Wisconsin Republicans Push to Take Over the State’s Elections

Republicans have seized in particular on a March 2020 commission vote lifting a rule that required special voting deputies — trained and dispatched by municipal clerks’ offices — to visit nursing homes twice before issuing absentee ballots to residents. The special voting deputies, like most other visitors, were barred from entering nursing homes early in the pandemic, and the commission reasoned that there was not enough time before the April primary election to require them to be turned away before mailing absentee ballots.

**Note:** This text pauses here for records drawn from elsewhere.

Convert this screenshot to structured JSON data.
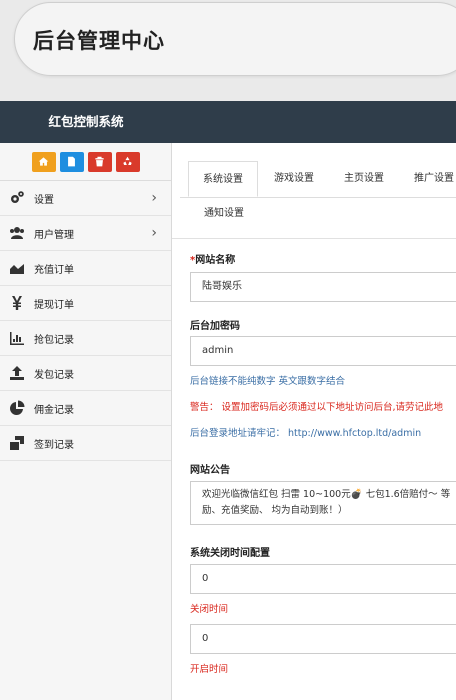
{
  "page_title": "后台管理中心",
  "brand": "红包控制系统",
  "colors": {
    "header_bg": "#2f3d4a",
    "shortcut_orange": "#f0a01e",
    "shortcut_blue": "#1e8ee0",
    "shortcut_red1": "#d93a2b",
    "shortcut_red2": "#d93a2b",
    "required": "#d9261c",
    "link_blue": "#3a6ea5"
  },
  "shortcuts": [
    {
      "icon": "home-icon"
    },
    {
      "icon": "file-icon"
    },
    {
      "icon": "trash-icon"
    },
    {
      "icon": "recycle-icon"
    }
  ],
  "sidebar": {
    "items": [
      {
        "label": "设置",
        "icon": "gears-icon",
        "has_chevron": true,
        "chevron": "›"
      },
      {
        "label": "用户管理",
        "icon": "users-icon",
        "has_chevron": true,
        "chevron": "›"
      },
      {
        "label": "充值订单",
        "icon": "area-chart-icon"
      },
      {
        "label": "提现订单",
        "icon": "yen-icon"
      },
      {
        "label": "抢包记录",
        "icon": "bar-chart-icon"
      },
      {
        "label": "发包记录",
        "icon": "upload-icon"
      },
      {
        "label": "佣金记录",
        "icon": "pie-chart-icon"
      },
      {
        "label": "签到记录",
        "icon": "windows-icon"
      }
    ]
  },
  "tabs": [
    {
      "label": "系统设置",
      "active": true
    },
    {
      "label": "游戏设置"
    },
    {
      "label": "主页设置"
    },
    {
      "label": "推广设置"
    },
    {
      "label": "通知设置"
    }
  ],
  "form": {
    "site_name": {
      "required_mark": "*",
      "label": "网站名称",
      "value": "陆哥娱乐"
    },
    "admin_pwd": {
      "label": "后台加密码",
      "value": "admin"
    },
    "pwd_hint": "后台链接不能纯数字 英文跟数字结合",
    "warning": "警告： 设置加密码后必须通过以下地址访问后台,请劳记此地",
    "login_url": "后台登录地址请牢记： http://www.hfctop.ltd/admin",
    "notice": {
      "label": "网站公告",
      "line1": "欢迎光临微信红包 扫雷 10~100元💣 七包1.6倍赔付～ 等",
      "line2": "励、充值奖励、 均为自动到账！）"
    },
    "close_time_config": {
      "label": "系统关闭时间配置"
    },
    "close_time": {
      "value": "0",
      "hint": "关闭时间"
    },
    "open_time": {
      "value": "0",
      "hint": "开启时间"
    }
  }
}
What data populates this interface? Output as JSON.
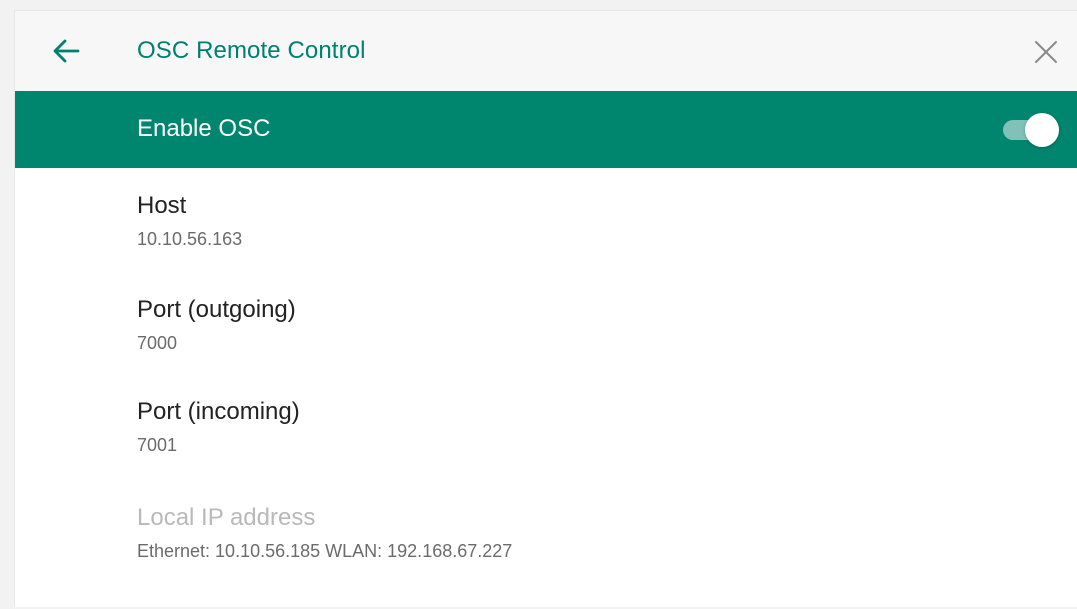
{
  "header": {
    "title": "OSC Remote Control",
    "back_icon": "arrow-left-icon",
    "close_icon": "close-icon",
    "accent_color": "#00806f"
  },
  "enable": {
    "label": "Enable OSC",
    "checked": true,
    "bar_color": "#00856f"
  },
  "prefs": {
    "host": {
      "title": "Host",
      "value": "10.10.56.163"
    },
    "port_out": {
      "title": "Port (outgoing)",
      "value": "7000"
    },
    "port_in": {
      "title": "Port (incoming)",
      "value": "7001"
    },
    "local_ip": {
      "title": "Local IP address",
      "value": "Ethernet: 10.10.56.185 WLAN: 192.168.67.227"
    }
  }
}
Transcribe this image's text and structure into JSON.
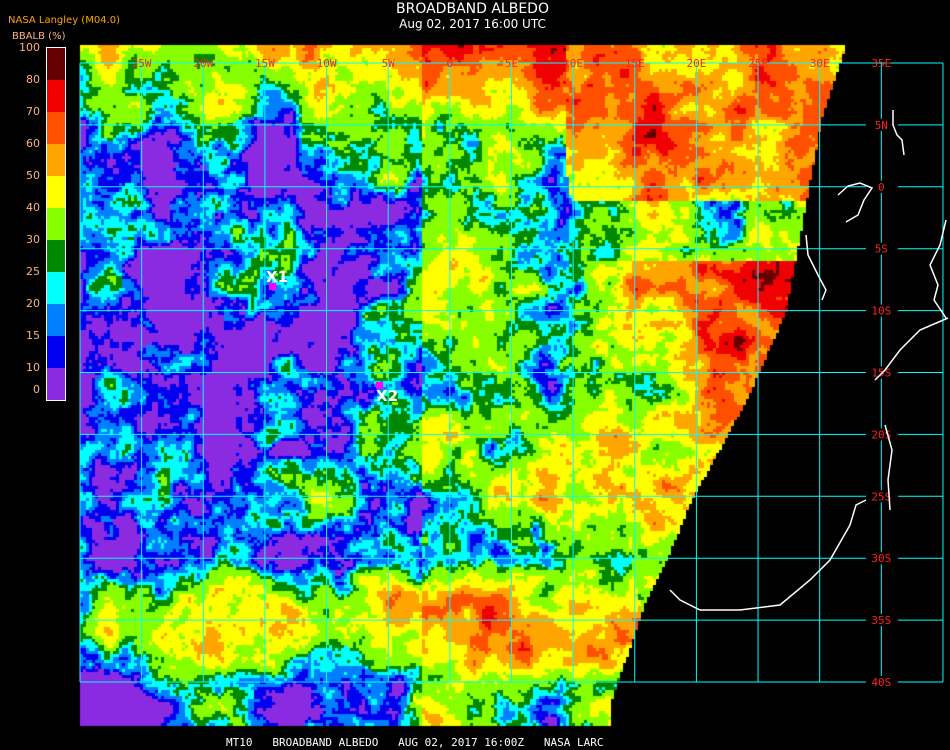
{
  "header": {
    "title": "BROADBAND ALBEDO",
    "subtitle": "Aug 02, 2017 16:00 UTC",
    "source": "NASA Langley (M04.0)",
    "units": "BBALB (%)"
  },
  "legend": {
    "ticks": [
      "100",
      "80",
      "70",
      "60",
      "50",
      "40",
      "30",
      "25",
      "20",
      "15",
      "10",
      "0"
    ],
    "bins": [
      {
        "range": "80-100",
        "color": "#660000"
      },
      {
        "range": "70-80",
        "color": "#f00000"
      },
      {
        "range": "60-70",
        "color": "#ff5000"
      },
      {
        "range": "50-60",
        "color": "#ffa500"
      },
      {
        "range": "40-50",
        "color": "#ffff00"
      },
      {
        "range": "30-40",
        "color": "#88ff00"
      },
      {
        "range": "25-30",
        "color": "#008800"
      },
      {
        "range": "20-25",
        "color": "#00ffff"
      },
      {
        "range": "15-20",
        "color": "#0080ff"
      },
      {
        "range": "10-15",
        "color": "#0000f0"
      },
      {
        "range": "0-10",
        "color": "#8a2be2"
      }
    ]
  },
  "map": {
    "grid_color": "#00ffff",
    "label_color": "#ff2020",
    "coast_color": "#ffffff",
    "longitude_labels": [
      "25W",
      "20W",
      "15W",
      "10W",
      "5W",
      "0",
      "5E",
      "10E",
      "15E",
      "20E",
      "25E",
      "30E",
      "35E"
    ],
    "latitude_labels": [
      "5N",
      "0",
      "5S",
      "10S",
      "15S",
      "20S",
      "25S",
      "30S",
      "35S",
      "40S"
    ],
    "markers": [
      {
        "label": "X1",
        "color": "#ff00ff"
      },
      {
        "label": "X2",
        "color": "#ff00ff"
      }
    ]
  },
  "footer": "MT10   BROADBAND ALBEDO   AUG 02, 2017 16:00Z   NASA LARC"
}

The vote was relatively uncontroversial at the time: No lawsuits from Republicans or anyone else challenged the guidance. The procedure remained in place for the general election in November.

But after Joseph R. Biden Jr. won Wisconsin by 20,682 votes out of 3.3 million cast, Republicans began making evidence-free claims of fraudulent votes cast from nursing homes across the state. Sheriff Christopher Schmaling of Racine County said the five state election commissioners who had voted to allow clerks to mail absentee ballots to nursing homes without the visit by special voting deputies — as is prescribed by state law — should face felony charges for election fraud and misconduct in office.

Robin Vos, the Republican speaker of the State Assembly, who represents Racine County, quickly concurred, saying that the five commissioners — including his own appointee to the panel — should “probably” face felony charges.

The commissioners have insisted they broke no laws.

Ann Jacobs, a Democrat who is the commission’s chairwoman, said she had no regrets about making voting easier during the pandemic and added that “even my Republican colleagues” were afraid about the future of fair elections in the state.

“We did everything we could during the pandemic to help people vote,” she said.

Mr. Johnson — a two-term senator who said he would announce a decision on whether to seek re-election “in the next few weeks” — is lobbying Republican state legislators, with whom he met last week at the State Capitol, to take over federal elections.

“The State Legislature has to reassert its constitutional role, assert its constitutional responsibility, to set the times, place and manner of the election, not continue to outsource it through the Wisconsin Elections Commission,” Mr. Johnson said. “The Constitution never mentions a governor.”